A ton of articles this week on a new Pew
that shows a dramatic drop in the number of people self-identifying as Christian. From
2007 and 2014. Catholics have lost 3 million people since 2007, in spite of an influx of immigrants from Catholic countries.
But the drop in religious affiliation in the young is especially worrisome:
Younger adults have been particularly likely to join the unaffiliated in recent years. In 2007, 25 percent of 18-to-26-year-olds were unaffiliated; now 34 percent of the same cohort is unaffiliated.
One in three young people have joined the "nones" -- those who profess no religion.

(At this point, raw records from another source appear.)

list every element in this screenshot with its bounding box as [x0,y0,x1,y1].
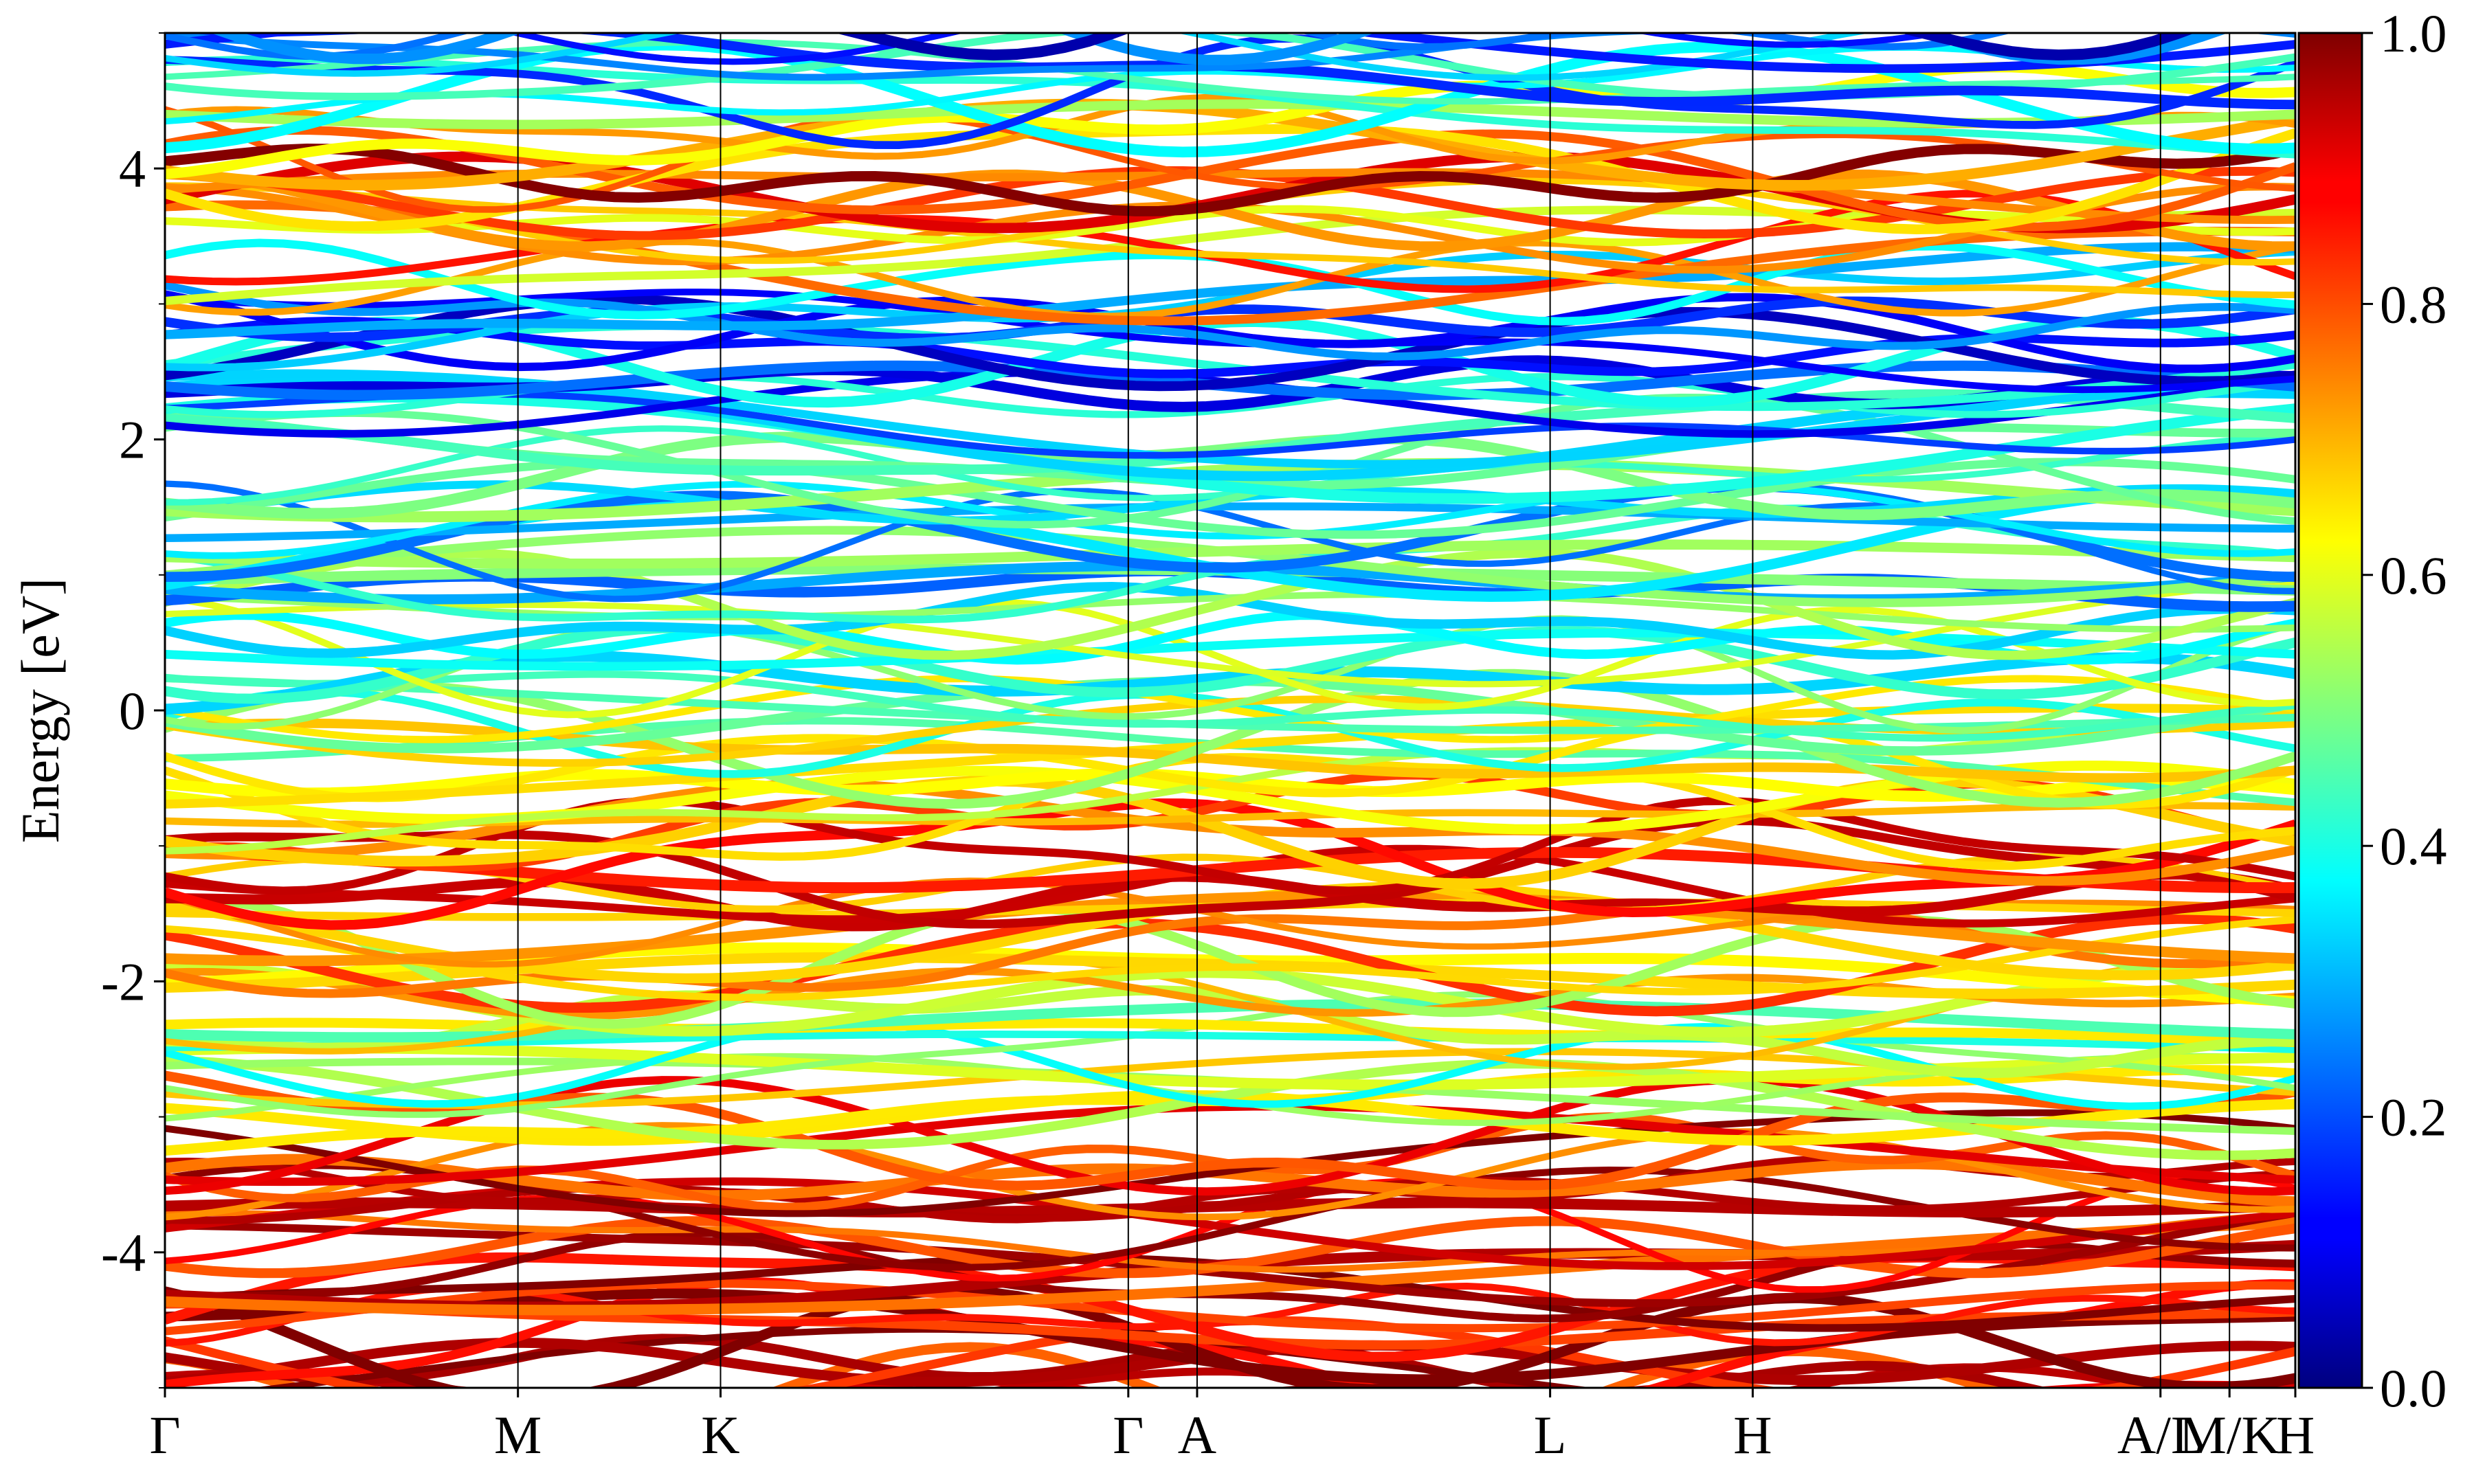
band-line [165,144,2295,216]
band-line [165,539,2295,569]
x-tick-label: Γ [1113,1405,1144,1465]
band-line [165,98,2295,191]
band-line [165,33,1871,81]
y-tick-label: -2 [101,952,146,1011]
band-line [165,578,2295,688]
x-tick-label: A [1178,1405,1216,1465]
band-line [165,502,2295,543]
band-line [165,242,2295,339]
band-line [165,425,2295,506]
band-line [165,1070,2295,1191]
colorbar-tick-label: 1.0 [2380,3,2447,63]
band-line [165,916,2295,1001]
colorbar-tick-label: 0.4 [2380,816,2447,876]
band-line [165,106,2295,213]
x-tick-label: H [1733,1405,1772,1465]
x-tick-label: M [494,1405,542,1465]
band-line [165,126,2295,232]
band-line [165,1169,2295,1224]
band-line [835,33,2195,61]
band-line [2024,1380,2295,1388]
band-line [165,671,2295,742]
colorbar-tick-label: 0.8 [2380,274,2447,334]
energy-bands [165,33,2295,1388]
band-line [1271,1383,1473,1388]
x-tick-label: A/L [2117,1405,2204,1465]
band-line [165,675,2295,743]
x-tick-label: L [1534,1405,1567,1465]
x-axis: Γ M K Γ A L H A/LM/KH [149,1388,2315,1465]
band-line [165,610,2295,665]
band-line [165,290,2295,373]
x-tick-label: Γ [149,1405,180,1465]
y-tick-label: 0 [119,681,146,741]
band-line [165,890,2295,967]
band-line [165,668,2295,809]
colorbar-tick-label: 0.6 [2380,546,2447,605]
band-line [165,33,2013,60]
band-line [165,1279,2295,1336]
band-line [165,33,2295,74]
band-line [165,458,2295,539]
band-line [165,38,2295,105]
colorbar-gradient [2297,32,2363,1389]
band-line [165,34,2295,149]
colorbar [2297,32,2363,1389]
x-tick-label: K [701,1405,739,1465]
colorbar-ticks: 1.0 0.8 0.6 0.4 0.2 0.0 [2362,3,2447,1418]
band-line [165,33,2295,81]
band-line [165,190,2295,293]
y-tick-label: 2 [119,410,146,470]
band-line [165,1031,2295,1053]
y-axis-label: Energy [eV] [10,578,70,843]
y-axis: 4 2 0 -2 -4 [101,32,165,1389]
band-line [252,1326,1594,1388]
band-line [165,317,2295,379]
band-line [165,458,2295,523]
band-line [165,392,2295,504]
band-line [165,816,2295,929]
x-tick-label: M/K [2179,1405,2280,1465]
band-line [165,238,2295,320]
x-tick-label: H [2276,1405,2315,1465]
band-line [165,622,2295,704]
y-tick-label: 4 [119,139,146,199]
band-line [165,548,2295,660]
band-line [165,1288,2295,1384]
colorbar-tick-label: 0.2 [2380,1088,2447,1147]
band-line [165,704,2295,809]
band-line [165,1018,2295,1048]
high-symmetry-lines [517,33,2231,1388]
colorbar-tick-label: 0.0 [2380,1358,2447,1418]
y-tick-label: -4 [101,1223,146,1283]
band-line [165,1217,2295,1316]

As the dad of two young men, it's not hard to imagine why people would shun the church. It's a place that worships ugliness -- dismissal of women and exclusion of gays being high on the list. It is clueless about human sexuality, offering little more than ancient and bizarre nostrums that don't tally with the lived experience of young people -- or older ones, for that matter. To be against birth control, when the alternative is a house full of kids living in poverty, seems downright perverse. To continue issuing blanket condemnations of abortion -- even when women die as a result -- seems monstrous. To condemn entire nations and ethnic groups because of the God they believe in goes against the grain of tolerance and friendship that millennials have with people of different colors, beliefs, genders and sexualities.

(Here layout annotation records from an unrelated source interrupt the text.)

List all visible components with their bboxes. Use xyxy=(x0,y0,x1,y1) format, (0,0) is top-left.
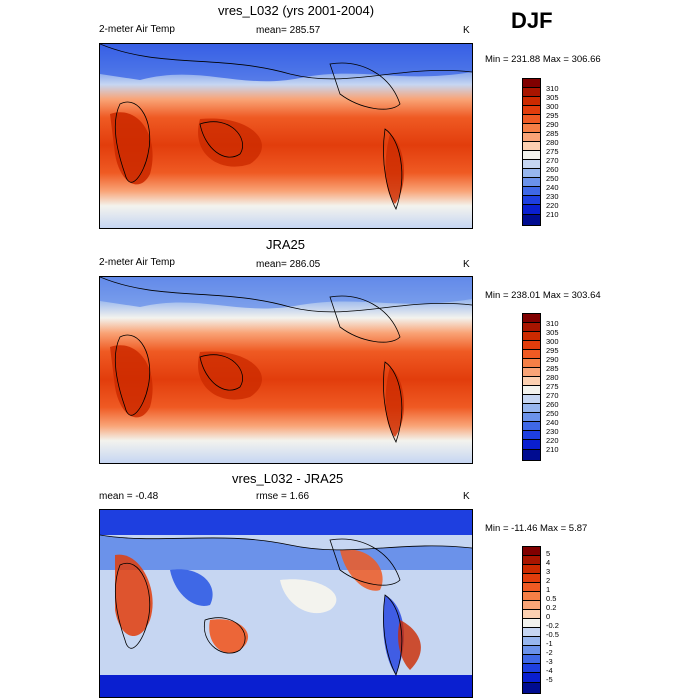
cb3-label: -3 xyxy=(546,657,553,666)
cb2-label: 230 xyxy=(546,427,559,436)
panel1-temperature-field xyxy=(100,44,472,228)
cb3-label: 4 xyxy=(546,558,551,567)
cb1-label: 230 xyxy=(546,192,559,201)
cb3-label: 5 xyxy=(546,549,551,558)
panel1-minmax: Min = 231.88 Max = 306.66 xyxy=(485,54,601,65)
cb1-label: 275 xyxy=(546,147,559,156)
cb2-label: 270 xyxy=(546,391,559,400)
panel1-left-label: 2-meter Air Temp xyxy=(99,24,175,35)
cb1-label: 240 xyxy=(546,183,559,192)
panel2-minmax: Min = 238.01 Max = 303.64 xyxy=(485,290,601,301)
panel3-mean-label: mean = -0.48 xyxy=(99,491,159,502)
cb2-label: 290 xyxy=(546,355,559,364)
panel2-mean-label: mean= 286.05 xyxy=(256,259,321,270)
cb3-label: -5 xyxy=(546,675,553,684)
cb1-label: 280 xyxy=(546,138,559,147)
cb3-label: 0.5 xyxy=(546,594,557,603)
cb2-label: 240 xyxy=(546,418,559,427)
cb1-label: 310 xyxy=(546,84,559,93)
panel2-left-label: 2-meter Air Temp xyxy=(99,257,175,268)
cb2-label: 285 xyxy=(546,364,559,373)
cb1-label: 305 xyxy=(546,93,559,102)
cb2-label: 305 xyxy=(546,328,559,337)
panel1-units: K xyxy=(463,25,470,36)
cb3-label: 2 xyxy=(546,576,551,585)
cb2-label: 295 xyxy=(546,346,559,355)
panel3-difference-field xyxy=(100,510,472,697)
cb3-label: -2 xyxy=(546,648,553,657)
cb1-label: 285 xyxy=(546,129,559,138)
panel1-map xyxy=(99,43,473,229)
cb3-label: -0.5 xyxy=(546,630,559,639)
panel1-title: vres_L032 (yrs 2001-2004) xyxy=(218,3,375,18)
panel3-rmse-label: rmse = 1.66 xyxy=(256,491,310,502)
cb2-label: 280 xyxy=(546,373,559,382)
cb2-label: 260 xyxy=(546,400,559,409)
cb1-label: 270 xyxy=(546,156,559,165)
cb2-label: 220 xyxy=(546,436,559,445)
cb1-label: 290 xyxy=(546,120,559,129)
panel2-units: K xyxy=(463,259,470,270)
cb3-label: -4 xyxy=(546,666,553,675)
panel2-map xyxy=(99,276,473,464)
panel2-title: JRA25 xyxy=(266,237,306,252)
cb3-label: 3 xyxy=(546,567,551,576)
cb1-label: 260 xyxy=(546,165,559,174)
cb1-label: 210 xyxy=(546,210,559,219)
temperature-colorbar-2 xyxy=(522,313,541,461)
cb2-label: 300 xyxy=(546,337,559,346)
cb3-label: -1 xyxy=(546,639,553,648)
panel3-map xyxy=(99,509,473,698)
cb3-label: 1 xyxy=(546,585,551,594)
difference-colorbar xyxy=(522,546,541,694)
cb2-label: 210 xyxy=(546,445,559,454)
cb1-label: 220 xyxy=(546,201,559,210)
panel3-minmax: Min = -11.46 Max = 5.87 xyxy=(485,523,588,534)
panel2-temperature-field xyxy=(100,277,472,463)
cb3-label: -0.2 xyxy=(546,621,559,630)
season-label: DJF xyxy=(511,8,553,33)
cb2-label: 275 xyxy=(546,382,559,391)
cb2-label: 310 xyxy=(546,319,559,328)
panel3-units: K xyxy=(463,491,470,502)
temperature-colorbar-1 xyxy=(522,78,541,226)
cb3-label: 0.2 xyxy=(546,603,557,612)
cb1-label: 300 xyxy=(546,102,559,111)
cb1-label: 295 xyxy=(546,111,559,120)
panel1-mean-label: mean= 285.57 xyxy=(256,25,321,36)
cb1-label: 250 xyxy=(546,174,559,183)
cb2-label: 250 xyxy=(546,409,559,418)
cb3-label: 0 xyxy=(546,612,551,621)
panel3-title: vres_L032 - JRA25 xyxy=(232,471,344,486)
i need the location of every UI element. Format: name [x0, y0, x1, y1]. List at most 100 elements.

Then again, the kids are following the church's teachings to their logical conclusions. If God is a loving Father, not a raging monster who throws his children into eternal flames, what's the need to placate him with worship and prayer? And then there is the ever-expanding reach and influence of science and technology. If it is the modern health care system -- with its stents, vaccines, transplants and bypasses -- that heals bodies and minds, what is the need for intercessory prayer to the saints? And what of Church as the primary teacher of morality? The kids might say "If even unreligious people are experienced as moral, what's the need for Sunday school and its blatherings about sin and the need for salvation?"
The Pew study should be another in a long series of wake-up calls. Religion, if it is to survive, needs to be more than about scaring people into goodness. This is the time for us to focus on the community, support and love that come from religious affiliation. Not on kicking people out of heaven.